On awakening, Melanie finds her surroundings have changed: everything is darker, dirtier, smellier and a cruel voiced woman greets her with a brusque ‘Wake up properly now, and no more of your nonsense.’ and, even more perplexing, she persists in calling Melanie ‘Millie’: What has happened to her body, now reduced to a tired husk of a thing? What are the half memories which come into her mind, figments of another’s emotions, almost taking over her consciousness? Why is Melanie filled with such ‘powerful longing and pain’ when she lays eyes upon Mr. Charters, a person she has no knowledge of? Will the kindly, intelligent clergyman Mr Endworthy understand her predicament and expedite her escape? Will she ever see her beloved husband and a darling baby again?
‘The Victorian Chaise Longue’ is a quiet piece of nightmare fiction, depicting one of the ultimate terrors, all the while presenting us with a stark history lesson: the stifled life of an intelligent working class woman. In this, Laski’s novel reminded me somewhat me of ‘The Yellow Wallpaper’, Charlotte Perkins Gilman’s novella about a woman’s mental breakdown. Both use a simple, uncomplicated style which serves to sharpen the tension like sandpaper. Like Perkins Gilman’s lead character, we see, in Melanie/Millie a woman’s intelligence repressed and, when she fights back, labelled as ‘mad’. While Melanie can think and plot and plan, Millie cannot verbalise the words beyond her means; while Melanie is free to love and bear children, Millie must suffer in silence at her lost love and lost child and while Melanie can twitter and flap about the TB which the doctor has under control, for Millie the disease presents a far deadlier proposition. In one particularly chilling sequence, Laski has Melanie find the courage to look at the tired body – Millie’s tired body – which she now inhabits:
‘There, framed by the crumpled clothes, set on ribs barely covered with skin, rose two small breasts. My breasts? cried Melanie, or not my breasts? Dare I touch them, these breasts, that may be mine and alive, or will they crumple, will they rot if I touch them with my living hands, my hands on long-dead breasts? These are whiter than mine, she said, smaller, sadder than mine and in a convulsive movement she laid her hands beneath them and they did not rot, small hot living breasts, and pulsing through them, the too-fast-beating heart.’
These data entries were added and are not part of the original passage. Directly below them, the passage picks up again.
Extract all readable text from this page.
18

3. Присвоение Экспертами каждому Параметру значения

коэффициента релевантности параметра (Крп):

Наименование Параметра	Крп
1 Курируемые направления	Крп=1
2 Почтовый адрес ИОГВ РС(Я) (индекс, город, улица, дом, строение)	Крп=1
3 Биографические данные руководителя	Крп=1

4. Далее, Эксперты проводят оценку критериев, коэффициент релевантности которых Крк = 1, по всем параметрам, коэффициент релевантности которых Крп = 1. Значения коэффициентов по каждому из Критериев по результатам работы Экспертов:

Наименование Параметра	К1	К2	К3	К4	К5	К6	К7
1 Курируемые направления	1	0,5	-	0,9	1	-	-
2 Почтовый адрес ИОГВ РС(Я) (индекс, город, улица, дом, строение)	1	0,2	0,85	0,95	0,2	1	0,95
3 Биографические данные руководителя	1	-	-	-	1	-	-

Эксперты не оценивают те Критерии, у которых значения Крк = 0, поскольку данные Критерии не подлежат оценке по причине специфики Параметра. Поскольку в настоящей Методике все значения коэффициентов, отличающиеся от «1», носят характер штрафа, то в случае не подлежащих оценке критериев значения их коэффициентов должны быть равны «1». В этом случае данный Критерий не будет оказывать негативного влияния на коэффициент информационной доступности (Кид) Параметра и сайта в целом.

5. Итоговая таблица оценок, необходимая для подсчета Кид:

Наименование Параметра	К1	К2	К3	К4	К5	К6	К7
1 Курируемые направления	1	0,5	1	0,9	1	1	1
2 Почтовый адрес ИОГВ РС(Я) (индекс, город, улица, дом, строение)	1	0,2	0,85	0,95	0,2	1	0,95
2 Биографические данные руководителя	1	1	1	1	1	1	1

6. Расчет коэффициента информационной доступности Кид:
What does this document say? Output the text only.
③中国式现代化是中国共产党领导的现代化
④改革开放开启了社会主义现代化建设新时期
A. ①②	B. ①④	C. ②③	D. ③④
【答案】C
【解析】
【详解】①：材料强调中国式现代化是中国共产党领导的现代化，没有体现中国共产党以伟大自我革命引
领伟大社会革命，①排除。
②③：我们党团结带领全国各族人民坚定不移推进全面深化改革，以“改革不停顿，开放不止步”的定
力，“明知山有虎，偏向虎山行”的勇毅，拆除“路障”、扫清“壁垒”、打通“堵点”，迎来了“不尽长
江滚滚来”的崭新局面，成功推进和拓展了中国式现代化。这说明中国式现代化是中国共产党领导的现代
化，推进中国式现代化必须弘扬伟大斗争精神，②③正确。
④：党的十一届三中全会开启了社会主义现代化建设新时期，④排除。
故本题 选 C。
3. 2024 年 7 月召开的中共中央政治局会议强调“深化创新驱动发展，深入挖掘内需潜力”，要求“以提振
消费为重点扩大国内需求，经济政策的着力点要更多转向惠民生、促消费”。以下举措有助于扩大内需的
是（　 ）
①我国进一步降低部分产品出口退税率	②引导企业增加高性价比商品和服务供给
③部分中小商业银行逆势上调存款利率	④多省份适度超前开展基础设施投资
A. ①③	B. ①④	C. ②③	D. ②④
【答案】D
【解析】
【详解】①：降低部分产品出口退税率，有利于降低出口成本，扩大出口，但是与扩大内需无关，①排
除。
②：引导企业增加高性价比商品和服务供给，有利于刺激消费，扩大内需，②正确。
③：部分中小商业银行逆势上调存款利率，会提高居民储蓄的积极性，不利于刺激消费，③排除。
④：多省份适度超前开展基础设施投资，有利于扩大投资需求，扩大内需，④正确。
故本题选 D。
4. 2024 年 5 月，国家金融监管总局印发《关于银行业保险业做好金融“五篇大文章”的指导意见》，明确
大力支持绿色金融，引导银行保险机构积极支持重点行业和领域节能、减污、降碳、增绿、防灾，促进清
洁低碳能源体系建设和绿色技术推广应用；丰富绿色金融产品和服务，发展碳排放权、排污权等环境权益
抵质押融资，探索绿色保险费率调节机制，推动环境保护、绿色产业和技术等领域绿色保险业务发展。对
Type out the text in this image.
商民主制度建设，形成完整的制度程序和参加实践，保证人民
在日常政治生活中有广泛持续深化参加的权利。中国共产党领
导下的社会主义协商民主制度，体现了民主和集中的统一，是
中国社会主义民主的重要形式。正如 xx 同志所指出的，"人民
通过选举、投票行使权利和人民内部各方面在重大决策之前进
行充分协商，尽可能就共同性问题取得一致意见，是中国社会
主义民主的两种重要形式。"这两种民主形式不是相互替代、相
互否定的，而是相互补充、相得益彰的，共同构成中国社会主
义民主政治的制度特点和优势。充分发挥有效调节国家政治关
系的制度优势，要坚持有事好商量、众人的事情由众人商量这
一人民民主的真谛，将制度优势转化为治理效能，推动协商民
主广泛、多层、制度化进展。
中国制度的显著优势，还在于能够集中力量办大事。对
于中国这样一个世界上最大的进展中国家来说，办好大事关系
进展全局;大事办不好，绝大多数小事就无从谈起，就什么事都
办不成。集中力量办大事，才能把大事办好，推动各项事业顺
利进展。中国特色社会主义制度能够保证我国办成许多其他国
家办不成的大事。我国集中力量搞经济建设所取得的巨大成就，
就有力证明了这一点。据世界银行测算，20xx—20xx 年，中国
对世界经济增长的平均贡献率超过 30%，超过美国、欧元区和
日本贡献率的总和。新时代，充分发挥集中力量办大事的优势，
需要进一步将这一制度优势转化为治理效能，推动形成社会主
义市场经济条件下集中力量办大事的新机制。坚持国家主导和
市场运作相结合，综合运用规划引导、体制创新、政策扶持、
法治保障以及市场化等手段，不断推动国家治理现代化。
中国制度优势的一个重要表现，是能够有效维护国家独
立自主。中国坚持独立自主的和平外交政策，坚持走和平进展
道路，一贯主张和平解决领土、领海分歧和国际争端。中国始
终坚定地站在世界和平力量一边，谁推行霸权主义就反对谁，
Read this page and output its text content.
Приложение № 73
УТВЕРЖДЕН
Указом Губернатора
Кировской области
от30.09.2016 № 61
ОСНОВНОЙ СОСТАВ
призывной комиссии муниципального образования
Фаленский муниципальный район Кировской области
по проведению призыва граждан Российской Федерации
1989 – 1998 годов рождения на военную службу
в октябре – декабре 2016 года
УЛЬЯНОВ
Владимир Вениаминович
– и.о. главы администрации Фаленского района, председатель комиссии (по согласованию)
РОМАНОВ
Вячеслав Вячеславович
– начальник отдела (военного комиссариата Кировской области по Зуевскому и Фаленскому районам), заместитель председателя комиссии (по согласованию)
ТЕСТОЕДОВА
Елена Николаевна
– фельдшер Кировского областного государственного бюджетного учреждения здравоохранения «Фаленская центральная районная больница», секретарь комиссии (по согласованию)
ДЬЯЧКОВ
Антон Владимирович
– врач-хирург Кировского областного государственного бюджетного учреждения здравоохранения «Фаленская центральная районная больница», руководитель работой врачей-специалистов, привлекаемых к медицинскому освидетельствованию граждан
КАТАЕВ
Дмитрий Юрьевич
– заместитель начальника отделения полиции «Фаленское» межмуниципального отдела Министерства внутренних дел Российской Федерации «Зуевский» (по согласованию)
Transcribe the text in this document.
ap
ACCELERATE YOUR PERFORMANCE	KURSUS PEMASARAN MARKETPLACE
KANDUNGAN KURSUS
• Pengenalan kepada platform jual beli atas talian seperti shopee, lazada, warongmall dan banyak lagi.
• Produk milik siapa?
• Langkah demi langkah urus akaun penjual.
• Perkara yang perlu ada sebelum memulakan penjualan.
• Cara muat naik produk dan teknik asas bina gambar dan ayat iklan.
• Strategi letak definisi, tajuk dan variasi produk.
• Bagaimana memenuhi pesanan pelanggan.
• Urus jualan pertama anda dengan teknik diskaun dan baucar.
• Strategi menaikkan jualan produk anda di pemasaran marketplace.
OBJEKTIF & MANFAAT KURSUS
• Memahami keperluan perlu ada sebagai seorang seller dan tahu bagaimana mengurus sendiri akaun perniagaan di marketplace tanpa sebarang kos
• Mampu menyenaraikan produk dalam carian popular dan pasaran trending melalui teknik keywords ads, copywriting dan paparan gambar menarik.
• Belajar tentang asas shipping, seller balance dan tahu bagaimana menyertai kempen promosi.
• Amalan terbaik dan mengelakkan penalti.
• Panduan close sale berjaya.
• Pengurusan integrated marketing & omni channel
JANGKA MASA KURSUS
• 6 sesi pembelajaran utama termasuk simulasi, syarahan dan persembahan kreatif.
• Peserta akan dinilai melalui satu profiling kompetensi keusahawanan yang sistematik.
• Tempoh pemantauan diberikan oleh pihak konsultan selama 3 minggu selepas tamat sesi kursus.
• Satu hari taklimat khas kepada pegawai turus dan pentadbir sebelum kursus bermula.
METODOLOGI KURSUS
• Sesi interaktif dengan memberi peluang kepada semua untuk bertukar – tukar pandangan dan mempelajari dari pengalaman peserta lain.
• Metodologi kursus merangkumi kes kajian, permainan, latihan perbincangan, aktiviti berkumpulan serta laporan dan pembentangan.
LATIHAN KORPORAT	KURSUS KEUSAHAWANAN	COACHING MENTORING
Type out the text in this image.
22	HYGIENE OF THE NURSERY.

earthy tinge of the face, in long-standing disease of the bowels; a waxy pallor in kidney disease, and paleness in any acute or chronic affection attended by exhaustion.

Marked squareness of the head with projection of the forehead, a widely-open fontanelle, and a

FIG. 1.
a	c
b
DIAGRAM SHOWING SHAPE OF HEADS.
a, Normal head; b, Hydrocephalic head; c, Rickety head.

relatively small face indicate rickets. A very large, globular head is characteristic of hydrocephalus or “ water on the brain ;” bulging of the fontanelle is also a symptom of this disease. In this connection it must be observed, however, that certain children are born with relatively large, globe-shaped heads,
But, as I intimated earlier, ‘The Victorian Chaise Longue’ is even more than a story about the horrors inflicted on women: without a trace of polemic, it also presents a stark warning to those who would trample on other’s lives for their own gain, caring not a jot for those whom they price out of their city or force from their roots; to those who pilfer and profit from the lives of others because, well, it’s all such a laugh; to the unthinking, willingly ignorant fools like the ‘Make Do and Mend’ brigade of mustachioed and befrocked buffoons whose search for ‘authenticity’ (a fragile concept at the best of times) sees them harken back to times gone by, ignoring the darkness hidden by the spirit of the blitz, the medical horrors of pre-NHS Britain and the rotten ignorance which saw all those who weren’t white, heterosexual and male suffer, one way or another. To them I join Laski in saying: ‘Don’t romanticise the past – it may well come back to bite you!’
Unheralded and unsung for too long, ‘The Victorian Chaise Longue’ is a latecomer to my collection of great supernatural tales and ranks alongside the best.